Avant-propos
D’une part le développement des sciences physiques, la découverte du principe de Newton, qui permet de fonder, sur une loi unique, une science intégrale de la nature, et l’espérance conçue de découvrir un principe analogue, capable de servir à la constitution d’une science synthétique des phénomènes de la vie morale et sociale ; d’autre part, une crise profonde de la société, crise elle-même due en partie au développement de la science et au progrès de ses applications pratiques, crise qui appelle des transformations du régime juridique, économique, politique, qui suscite des projets de réforme et des réformateurs sans nombre, qui réclame enfin un principe unique capable d’unir en un seul bloc théorique tant de notions encore éparses : voilà les causes générales de la formation du radicalisme philosophique. Elles agissent dès le XVIIIe siècle ; la doctrine utilitaire ne prend pas encore cependant, à cette date, sa forme définitive. Bentham, auteur déjà d’un Code intégral, d’une Vue d’un corps complet de législation, ne deviendra pas illustre, comme réformateur de la science du droit, avant les premières années du siècle suivant. Vingt-cinq années de crise séparent les deux périodes extrêmes de son existence : l’une antérieure à1789, où, obscur encore, il est un philosophe du XVIIIe siècle, à la manière de Voltaire et de Hume, de Helvétius et de Beccaria ; l’autre, postérieure à 1815, où il est le théoricien d’un parti d’agitation démocratique organisé d’après les méthodes propres au XIXe siècle.

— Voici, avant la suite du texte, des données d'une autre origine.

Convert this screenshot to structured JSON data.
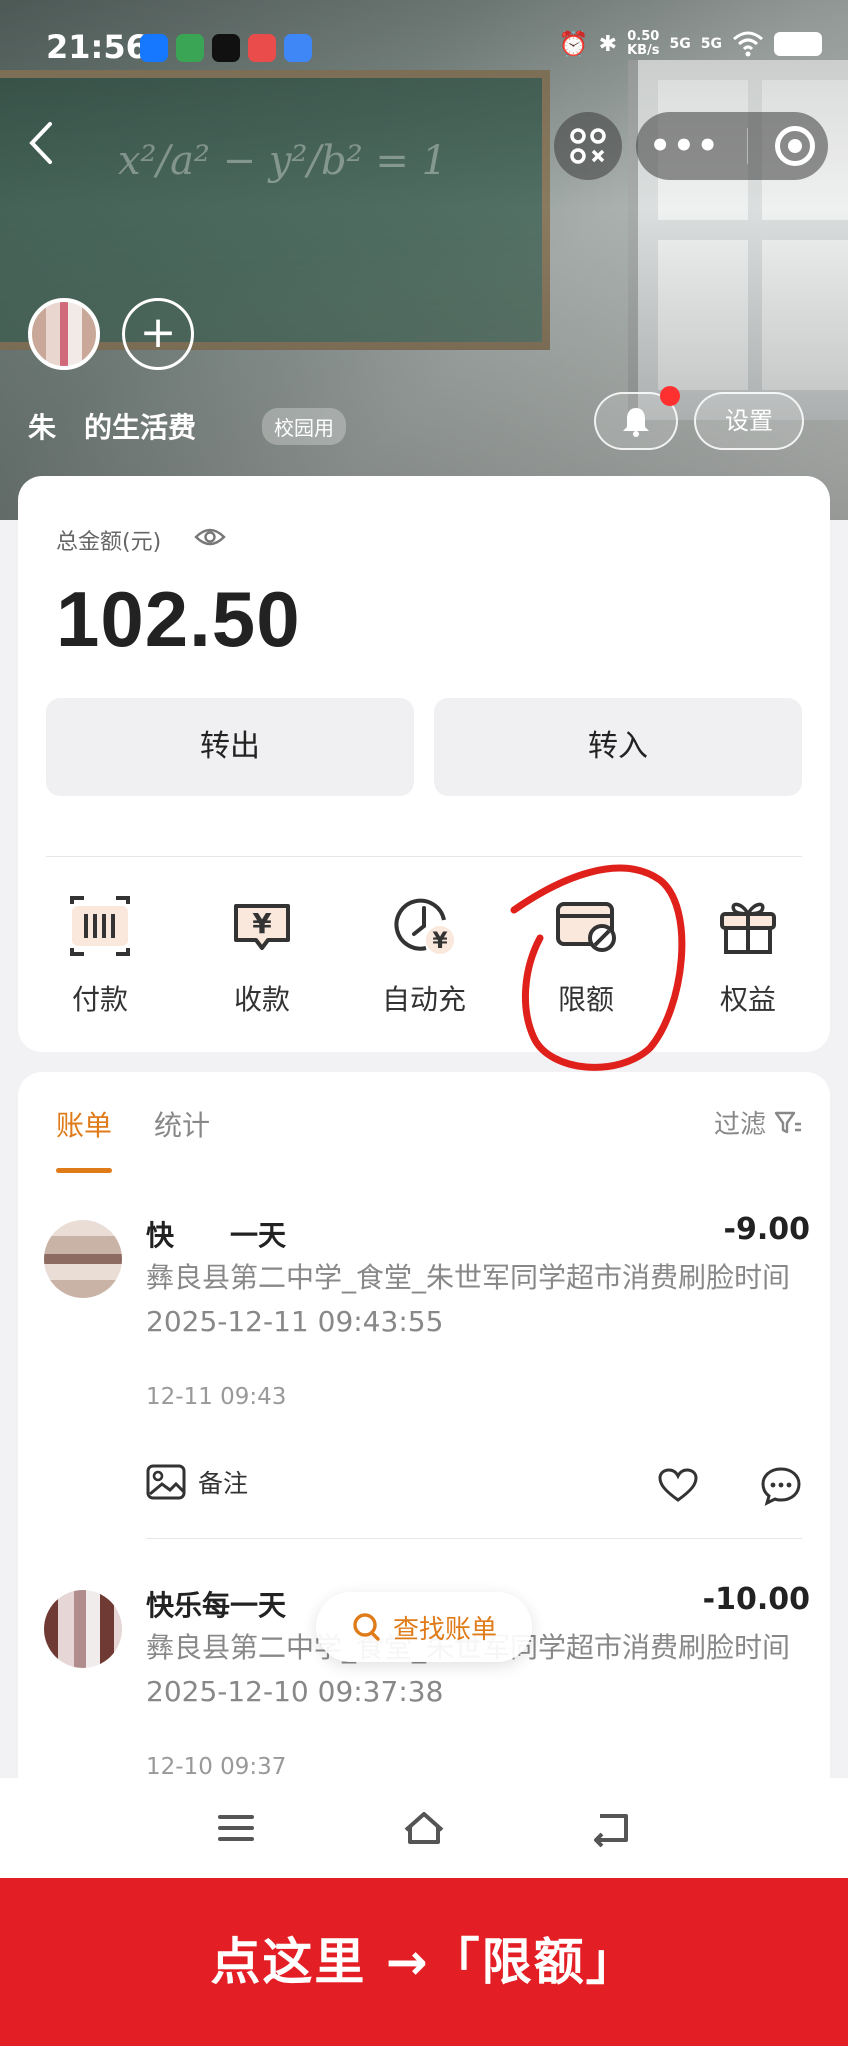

Il faut donc, pour raconter la formation du radicalisme philosophique, décrire d’abord l’état primitif par lequel passe, au XVIIIe siècle, la doctrine utilitaire. Comment Bentham se trouvera-t-il, un jour, désigné par son génie propre, par des circonstances plus ou moins particulières, pour être le chef de l’école ? Les circonstances qui expliquent ce fait sont complexes et variables ; et le progrès de la doctrine ne s’opère pas, sur tous les points, avec la même vitesse ni selon la même loi. Aux approches de 1789, on peut tenir, en matière juridique, la doctrine utilitaire pour constituée de toutes pièces ; mais les Anglais, fiers de l’excellence relative de leurs institutions judiciaires, n’éprouvent aucun besoin de les réformer ; de sorte que Bentham, disciple du français Helvétius et de l’italien Beccaria, admirateur de Frédéric et de Catherine, écrit en langue française un livre qui paraîtra sur le continent, mis au net et édité par un Suisse. La doctrine est en avance sur l’époque. Vers le même temps, l’économie politique utilitaire, sous réserve des additions que feront plus tard Malthus et Ricardo à la doctrine d’Adam Smith, peut être également considérée comme fondée, avec la théorie de la valeur et la thèse du libéralisme commercial et industriel. Bentham adopte les idées, déjà populaires, d’Adam Smith. L’Enquête sur la Nature et les Causes de la richesse des Nations est contemporaine de la Révolution d’Amérique et de la chute du système mercantile : elle exprime fidèlement l’esprit de l’époque. En matière politique, enfin, les utilitaires sont des sceptiques et des autoritaires, indifférents aux moyens que les gouvernements emploieront pour détruire les préjugés et réaliser leurs réformes. C’est le temps, cependant, où déjà s’élabore, parmi les révolutions et les émeutes, le futur programme radical. La doctrine utilitaire, en matière politique, retarde sur l’époque.